La division interne de l’album s’entend très nettement. Erickson chante Livin’ On, Never Another, Dr. Doom et May the Circle Remain Unbroken avec Duke Davis à la basse ; Sutherland mène les sept autres titres avec Ronnie Leatherman et Danny Thomas.
Cette structure produit deux identités musicales apparentées. Quatre titres conservent davantage le profil familier des Elevators menés par Erickson, tandis que les morceaux du trio privilégient des voix en retrait, la guitare fuzz, l’écho et un rythme plus lourd, ancré dans la terre.
Danny Thomas apporte bien davantage que sa batterie. Ses arrangements de cuivres introduisent des couleurs rares sur les deux premiers albums, tantôt pour renforcer un riff, tantôt en donnant l’impression que la production finale se superpose au trio.
L’album n’est donc ni une troisième étape normale, ni un simple appendice contractuel. C’est un véritable disque studio en onze titres dont l’écriture morcelée et le son reflètent honnêtement la dissolution du groupe en 1968.
Houston, 1968-1969
Un dernier album achevé après l’effondrement du centre
Après Easter Everywhere, les Elevators subissent une pression juridique persistante, une diminution des tournées, plusieurs changements de bassiste et une grave instabilité personnelle. Le travail sur un nouveau projet studio commence alors même que l’unité pratique du groupe s’effondre.
Dan Galindo était parti. Duke Davis joue de la basse sur les quatre enregistrements avec Erickson, tandis que l’ancien membre Ronnie Leatherman revient épauler Sutherland et Danny Thomas sur les sept morceaux ultérieurs du trio.
Erickson et Hall ne participent qu’à une partie délimitée du 33-tours achevé. Sutherland et Thomas doivent donc fournir suffisamment de musique et lui donner la forme d’un album publiable.
Ray Rush assure la production dans les locaux d’International Artists à Houston, avec Fred Carroll, Jim Duff et Hank Poole crédités comme ingénieurs du son. Thomas arrange les parties de cuivres ajoutées à certains morceaux.
International Artists publie Livin’ On et Scarlet and Gold en single, puis l’album en 1969. À cette date, le groupe d’origine a effectivement cessé de fonctionner.
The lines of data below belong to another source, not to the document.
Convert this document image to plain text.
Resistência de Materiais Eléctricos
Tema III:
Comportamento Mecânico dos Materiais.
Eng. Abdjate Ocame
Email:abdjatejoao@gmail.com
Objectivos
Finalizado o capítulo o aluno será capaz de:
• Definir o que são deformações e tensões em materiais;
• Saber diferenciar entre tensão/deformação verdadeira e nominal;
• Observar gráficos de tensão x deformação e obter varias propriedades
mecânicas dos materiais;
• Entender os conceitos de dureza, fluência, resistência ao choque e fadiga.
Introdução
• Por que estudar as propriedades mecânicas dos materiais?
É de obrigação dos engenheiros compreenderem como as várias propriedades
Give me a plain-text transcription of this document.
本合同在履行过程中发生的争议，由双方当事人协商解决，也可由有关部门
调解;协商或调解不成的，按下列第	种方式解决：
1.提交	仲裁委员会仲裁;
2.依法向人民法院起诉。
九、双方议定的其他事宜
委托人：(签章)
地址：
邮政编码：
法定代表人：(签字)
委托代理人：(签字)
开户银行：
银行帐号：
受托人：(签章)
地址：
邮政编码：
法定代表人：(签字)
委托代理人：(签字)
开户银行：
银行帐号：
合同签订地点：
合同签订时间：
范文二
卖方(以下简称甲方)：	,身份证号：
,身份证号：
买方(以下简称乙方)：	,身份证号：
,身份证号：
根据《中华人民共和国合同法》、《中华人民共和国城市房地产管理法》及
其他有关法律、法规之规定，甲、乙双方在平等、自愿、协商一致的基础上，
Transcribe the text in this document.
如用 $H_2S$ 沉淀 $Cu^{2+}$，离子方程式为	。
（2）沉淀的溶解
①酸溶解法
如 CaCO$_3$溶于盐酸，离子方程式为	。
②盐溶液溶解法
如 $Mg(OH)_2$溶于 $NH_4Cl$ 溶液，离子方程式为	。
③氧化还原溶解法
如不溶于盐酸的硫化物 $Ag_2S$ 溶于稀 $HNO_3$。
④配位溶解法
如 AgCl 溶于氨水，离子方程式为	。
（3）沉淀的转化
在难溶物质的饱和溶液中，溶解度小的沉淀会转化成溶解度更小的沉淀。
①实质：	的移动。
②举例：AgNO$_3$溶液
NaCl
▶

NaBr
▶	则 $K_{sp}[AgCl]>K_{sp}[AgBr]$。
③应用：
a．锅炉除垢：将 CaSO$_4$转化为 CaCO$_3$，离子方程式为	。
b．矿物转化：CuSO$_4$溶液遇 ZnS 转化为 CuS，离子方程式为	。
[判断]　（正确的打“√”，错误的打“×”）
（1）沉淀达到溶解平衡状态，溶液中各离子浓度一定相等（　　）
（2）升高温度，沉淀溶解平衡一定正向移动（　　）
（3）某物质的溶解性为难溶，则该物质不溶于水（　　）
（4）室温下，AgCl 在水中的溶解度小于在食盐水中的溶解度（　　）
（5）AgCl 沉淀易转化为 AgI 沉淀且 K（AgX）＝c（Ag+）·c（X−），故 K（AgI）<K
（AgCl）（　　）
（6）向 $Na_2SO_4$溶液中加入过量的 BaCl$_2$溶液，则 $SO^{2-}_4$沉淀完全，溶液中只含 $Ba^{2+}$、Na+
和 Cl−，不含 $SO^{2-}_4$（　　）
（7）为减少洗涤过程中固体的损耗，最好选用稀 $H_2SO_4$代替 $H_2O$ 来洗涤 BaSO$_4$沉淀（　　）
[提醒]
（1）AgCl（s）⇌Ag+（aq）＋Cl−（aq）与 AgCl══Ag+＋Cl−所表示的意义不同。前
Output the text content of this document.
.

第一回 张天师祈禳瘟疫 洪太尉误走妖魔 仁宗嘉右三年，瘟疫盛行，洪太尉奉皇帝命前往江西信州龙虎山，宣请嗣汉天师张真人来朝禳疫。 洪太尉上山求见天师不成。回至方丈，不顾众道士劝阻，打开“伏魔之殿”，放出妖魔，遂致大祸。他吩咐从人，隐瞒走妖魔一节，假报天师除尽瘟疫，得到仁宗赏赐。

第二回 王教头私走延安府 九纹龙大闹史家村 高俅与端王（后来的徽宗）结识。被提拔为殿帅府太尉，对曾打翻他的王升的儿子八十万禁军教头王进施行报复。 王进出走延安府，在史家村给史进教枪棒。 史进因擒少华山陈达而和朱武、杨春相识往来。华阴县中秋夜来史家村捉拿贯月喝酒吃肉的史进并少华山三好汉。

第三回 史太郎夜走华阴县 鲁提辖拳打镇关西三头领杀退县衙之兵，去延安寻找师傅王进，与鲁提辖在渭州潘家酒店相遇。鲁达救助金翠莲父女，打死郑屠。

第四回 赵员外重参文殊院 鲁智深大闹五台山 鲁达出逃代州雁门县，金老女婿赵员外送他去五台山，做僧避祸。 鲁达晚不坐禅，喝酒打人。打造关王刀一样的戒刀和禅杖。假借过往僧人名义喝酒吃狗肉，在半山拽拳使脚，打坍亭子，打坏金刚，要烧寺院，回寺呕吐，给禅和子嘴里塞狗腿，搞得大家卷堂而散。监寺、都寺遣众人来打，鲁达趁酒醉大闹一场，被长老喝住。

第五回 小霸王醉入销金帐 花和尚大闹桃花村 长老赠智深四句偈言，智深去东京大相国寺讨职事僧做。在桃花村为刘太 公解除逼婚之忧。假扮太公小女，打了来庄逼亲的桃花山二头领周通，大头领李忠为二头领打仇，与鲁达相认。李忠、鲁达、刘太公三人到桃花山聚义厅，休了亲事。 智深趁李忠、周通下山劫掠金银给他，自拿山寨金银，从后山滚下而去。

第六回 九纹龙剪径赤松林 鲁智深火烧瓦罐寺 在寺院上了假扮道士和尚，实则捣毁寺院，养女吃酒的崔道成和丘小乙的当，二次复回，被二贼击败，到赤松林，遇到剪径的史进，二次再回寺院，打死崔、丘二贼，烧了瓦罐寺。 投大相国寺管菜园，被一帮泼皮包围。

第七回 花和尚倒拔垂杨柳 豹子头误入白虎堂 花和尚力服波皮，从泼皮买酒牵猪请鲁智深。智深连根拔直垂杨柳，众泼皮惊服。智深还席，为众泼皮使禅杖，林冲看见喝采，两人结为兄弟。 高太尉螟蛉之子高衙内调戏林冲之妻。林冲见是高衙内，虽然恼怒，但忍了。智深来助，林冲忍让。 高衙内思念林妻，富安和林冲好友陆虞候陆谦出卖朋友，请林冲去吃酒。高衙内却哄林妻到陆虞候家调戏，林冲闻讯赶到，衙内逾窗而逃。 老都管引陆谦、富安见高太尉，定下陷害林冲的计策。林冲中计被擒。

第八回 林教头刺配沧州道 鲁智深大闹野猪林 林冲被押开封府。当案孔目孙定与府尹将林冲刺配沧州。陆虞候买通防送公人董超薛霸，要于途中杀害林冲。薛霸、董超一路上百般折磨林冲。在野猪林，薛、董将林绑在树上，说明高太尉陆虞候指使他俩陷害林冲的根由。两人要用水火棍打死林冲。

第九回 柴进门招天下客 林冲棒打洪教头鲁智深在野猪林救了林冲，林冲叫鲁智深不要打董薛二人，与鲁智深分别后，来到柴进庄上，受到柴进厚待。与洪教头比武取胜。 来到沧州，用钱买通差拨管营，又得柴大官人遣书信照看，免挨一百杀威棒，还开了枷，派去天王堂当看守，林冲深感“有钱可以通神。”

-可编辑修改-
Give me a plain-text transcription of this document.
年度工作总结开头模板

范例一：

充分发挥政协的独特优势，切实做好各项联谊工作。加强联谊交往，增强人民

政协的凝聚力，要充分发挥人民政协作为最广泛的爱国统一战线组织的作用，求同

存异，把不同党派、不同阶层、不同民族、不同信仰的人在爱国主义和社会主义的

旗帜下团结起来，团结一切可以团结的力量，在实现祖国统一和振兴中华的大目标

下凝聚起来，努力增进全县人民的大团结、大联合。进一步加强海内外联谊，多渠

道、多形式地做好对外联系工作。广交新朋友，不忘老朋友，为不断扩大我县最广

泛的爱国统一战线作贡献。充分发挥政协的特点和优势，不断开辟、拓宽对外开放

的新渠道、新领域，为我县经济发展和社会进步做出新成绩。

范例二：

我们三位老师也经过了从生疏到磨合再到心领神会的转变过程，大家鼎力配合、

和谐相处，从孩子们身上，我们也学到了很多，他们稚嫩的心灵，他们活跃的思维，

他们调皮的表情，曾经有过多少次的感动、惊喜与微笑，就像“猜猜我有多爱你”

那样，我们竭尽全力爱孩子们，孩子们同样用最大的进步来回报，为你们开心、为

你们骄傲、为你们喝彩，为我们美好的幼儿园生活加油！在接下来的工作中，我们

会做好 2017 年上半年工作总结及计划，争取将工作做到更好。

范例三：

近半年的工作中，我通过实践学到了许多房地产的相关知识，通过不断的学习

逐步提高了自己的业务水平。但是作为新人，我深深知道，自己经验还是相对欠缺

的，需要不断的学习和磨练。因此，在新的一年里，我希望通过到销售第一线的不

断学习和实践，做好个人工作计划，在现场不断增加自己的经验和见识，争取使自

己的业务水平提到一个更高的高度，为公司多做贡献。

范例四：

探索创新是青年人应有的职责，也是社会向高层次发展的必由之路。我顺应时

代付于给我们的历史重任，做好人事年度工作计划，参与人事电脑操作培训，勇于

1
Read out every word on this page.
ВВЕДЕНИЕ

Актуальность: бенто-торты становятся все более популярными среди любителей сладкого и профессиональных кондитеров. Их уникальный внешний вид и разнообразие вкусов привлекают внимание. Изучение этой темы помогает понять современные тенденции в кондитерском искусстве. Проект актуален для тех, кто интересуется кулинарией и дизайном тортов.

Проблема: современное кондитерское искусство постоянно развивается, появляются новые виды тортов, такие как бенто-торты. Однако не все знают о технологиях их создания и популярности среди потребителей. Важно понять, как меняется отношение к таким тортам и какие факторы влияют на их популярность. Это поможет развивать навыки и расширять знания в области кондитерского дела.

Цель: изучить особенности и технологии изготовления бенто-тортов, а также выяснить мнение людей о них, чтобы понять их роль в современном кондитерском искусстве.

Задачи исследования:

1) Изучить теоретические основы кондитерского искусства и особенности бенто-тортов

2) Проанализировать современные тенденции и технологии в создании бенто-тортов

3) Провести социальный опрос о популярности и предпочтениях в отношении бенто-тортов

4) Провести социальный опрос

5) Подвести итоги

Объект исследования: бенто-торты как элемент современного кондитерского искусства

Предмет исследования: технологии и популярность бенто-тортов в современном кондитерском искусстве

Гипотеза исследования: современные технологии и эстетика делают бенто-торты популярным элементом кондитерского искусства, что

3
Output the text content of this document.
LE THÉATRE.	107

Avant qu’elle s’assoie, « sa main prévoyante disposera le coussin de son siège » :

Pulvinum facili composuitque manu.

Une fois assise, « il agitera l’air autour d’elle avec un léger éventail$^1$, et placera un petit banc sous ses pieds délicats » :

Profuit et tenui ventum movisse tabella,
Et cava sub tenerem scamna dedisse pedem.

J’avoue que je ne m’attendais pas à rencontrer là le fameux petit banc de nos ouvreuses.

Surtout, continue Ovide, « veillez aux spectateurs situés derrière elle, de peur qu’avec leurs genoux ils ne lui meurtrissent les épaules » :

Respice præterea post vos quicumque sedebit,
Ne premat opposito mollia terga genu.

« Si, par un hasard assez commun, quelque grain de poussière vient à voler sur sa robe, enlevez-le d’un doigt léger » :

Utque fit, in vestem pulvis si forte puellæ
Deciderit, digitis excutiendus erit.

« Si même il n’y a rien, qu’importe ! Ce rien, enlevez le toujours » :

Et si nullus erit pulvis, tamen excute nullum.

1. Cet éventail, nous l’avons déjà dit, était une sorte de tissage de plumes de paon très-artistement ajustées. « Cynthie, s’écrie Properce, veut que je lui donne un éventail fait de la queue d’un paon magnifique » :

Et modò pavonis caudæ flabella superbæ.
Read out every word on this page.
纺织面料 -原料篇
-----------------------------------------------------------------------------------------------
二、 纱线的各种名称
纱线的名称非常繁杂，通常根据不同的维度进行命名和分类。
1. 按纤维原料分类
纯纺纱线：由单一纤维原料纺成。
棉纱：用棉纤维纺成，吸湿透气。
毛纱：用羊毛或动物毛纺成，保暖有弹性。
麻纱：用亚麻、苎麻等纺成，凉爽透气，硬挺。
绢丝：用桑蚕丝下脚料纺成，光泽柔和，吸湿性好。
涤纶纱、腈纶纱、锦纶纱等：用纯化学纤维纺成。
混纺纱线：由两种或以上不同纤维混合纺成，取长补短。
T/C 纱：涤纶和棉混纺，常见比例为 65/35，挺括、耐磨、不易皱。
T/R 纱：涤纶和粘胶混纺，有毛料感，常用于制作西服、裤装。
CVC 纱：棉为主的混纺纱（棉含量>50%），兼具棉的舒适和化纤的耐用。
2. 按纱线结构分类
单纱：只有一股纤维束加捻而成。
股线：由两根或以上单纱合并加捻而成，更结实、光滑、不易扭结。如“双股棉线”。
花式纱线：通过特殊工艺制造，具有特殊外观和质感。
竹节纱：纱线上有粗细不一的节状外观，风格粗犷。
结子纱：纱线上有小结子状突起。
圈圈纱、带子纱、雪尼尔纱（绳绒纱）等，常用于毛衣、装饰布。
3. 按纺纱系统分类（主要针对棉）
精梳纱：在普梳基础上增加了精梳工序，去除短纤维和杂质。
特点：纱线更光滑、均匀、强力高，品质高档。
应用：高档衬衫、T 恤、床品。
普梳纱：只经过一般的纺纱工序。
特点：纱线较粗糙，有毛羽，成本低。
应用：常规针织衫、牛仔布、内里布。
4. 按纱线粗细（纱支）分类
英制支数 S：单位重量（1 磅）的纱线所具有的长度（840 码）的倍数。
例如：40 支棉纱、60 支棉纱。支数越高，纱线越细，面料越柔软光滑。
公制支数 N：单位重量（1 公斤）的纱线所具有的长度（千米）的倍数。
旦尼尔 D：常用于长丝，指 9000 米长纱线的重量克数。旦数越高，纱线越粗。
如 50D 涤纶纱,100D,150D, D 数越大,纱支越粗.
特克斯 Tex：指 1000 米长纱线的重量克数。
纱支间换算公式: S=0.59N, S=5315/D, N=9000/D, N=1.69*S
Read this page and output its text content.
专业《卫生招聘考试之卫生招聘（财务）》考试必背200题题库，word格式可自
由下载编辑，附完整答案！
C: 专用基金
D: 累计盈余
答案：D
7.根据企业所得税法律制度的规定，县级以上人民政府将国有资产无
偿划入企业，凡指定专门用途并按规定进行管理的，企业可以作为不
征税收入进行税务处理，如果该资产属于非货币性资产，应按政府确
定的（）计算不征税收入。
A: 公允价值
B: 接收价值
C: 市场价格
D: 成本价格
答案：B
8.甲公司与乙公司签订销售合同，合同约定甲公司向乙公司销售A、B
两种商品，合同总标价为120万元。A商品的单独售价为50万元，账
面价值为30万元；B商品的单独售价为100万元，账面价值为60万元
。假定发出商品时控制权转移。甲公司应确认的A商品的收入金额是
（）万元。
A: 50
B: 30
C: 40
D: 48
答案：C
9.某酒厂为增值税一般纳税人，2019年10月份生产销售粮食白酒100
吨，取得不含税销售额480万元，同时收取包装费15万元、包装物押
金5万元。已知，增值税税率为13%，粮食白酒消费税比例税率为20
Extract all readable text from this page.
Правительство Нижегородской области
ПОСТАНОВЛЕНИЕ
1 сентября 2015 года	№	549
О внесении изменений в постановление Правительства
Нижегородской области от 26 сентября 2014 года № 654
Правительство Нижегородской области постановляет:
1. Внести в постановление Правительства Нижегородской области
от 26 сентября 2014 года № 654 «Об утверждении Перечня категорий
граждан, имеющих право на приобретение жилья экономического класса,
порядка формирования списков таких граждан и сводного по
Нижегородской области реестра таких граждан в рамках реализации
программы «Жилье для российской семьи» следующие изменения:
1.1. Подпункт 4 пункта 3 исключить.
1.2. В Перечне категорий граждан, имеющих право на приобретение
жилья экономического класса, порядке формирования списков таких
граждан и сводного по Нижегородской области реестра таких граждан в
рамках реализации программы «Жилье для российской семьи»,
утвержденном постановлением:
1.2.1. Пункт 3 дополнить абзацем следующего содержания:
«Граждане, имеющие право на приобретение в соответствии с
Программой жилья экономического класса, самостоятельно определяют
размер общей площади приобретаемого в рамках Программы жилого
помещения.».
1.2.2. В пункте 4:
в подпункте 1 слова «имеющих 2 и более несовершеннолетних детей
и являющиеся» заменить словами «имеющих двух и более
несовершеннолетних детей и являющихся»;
Des projets de reconstruction ultérieurs, comme A Love That’s Sound, rassemblent des enregistrements écartés ou alternatifs de 1968. Ils éclairent le chemin vers Bull of the Woods, sans constituer la séquence finalement publiée par le label.
Une formation divisée
Quatre titres en groupe complet et un noyau de sept morceaux en trio
La voix principale de Sutherland est plus grave et moins explosive que celle d’Erickson. Au lieu d’imiter le chanteur absent, il construit l’atmosphère avec des guitares doublées, de l’écho et une interprétation capable de se fondre dans le mixage.
Les quatre apparitions d’Erickson provoquent des changements d’échelle immédiats. Livin’ On s’ouvre sur une urgence reconnaissable, tandis que May the Circle Remain Unbroken met sa voix à nu pour un adieu final radicalement dépouillé.
Leatherman et Thomas constituent l’unité de travail la plus constante de l’album. Leur pulsation solide permet à Sutherland de superposer les guitares sans faire perdre leur forme aux chansons.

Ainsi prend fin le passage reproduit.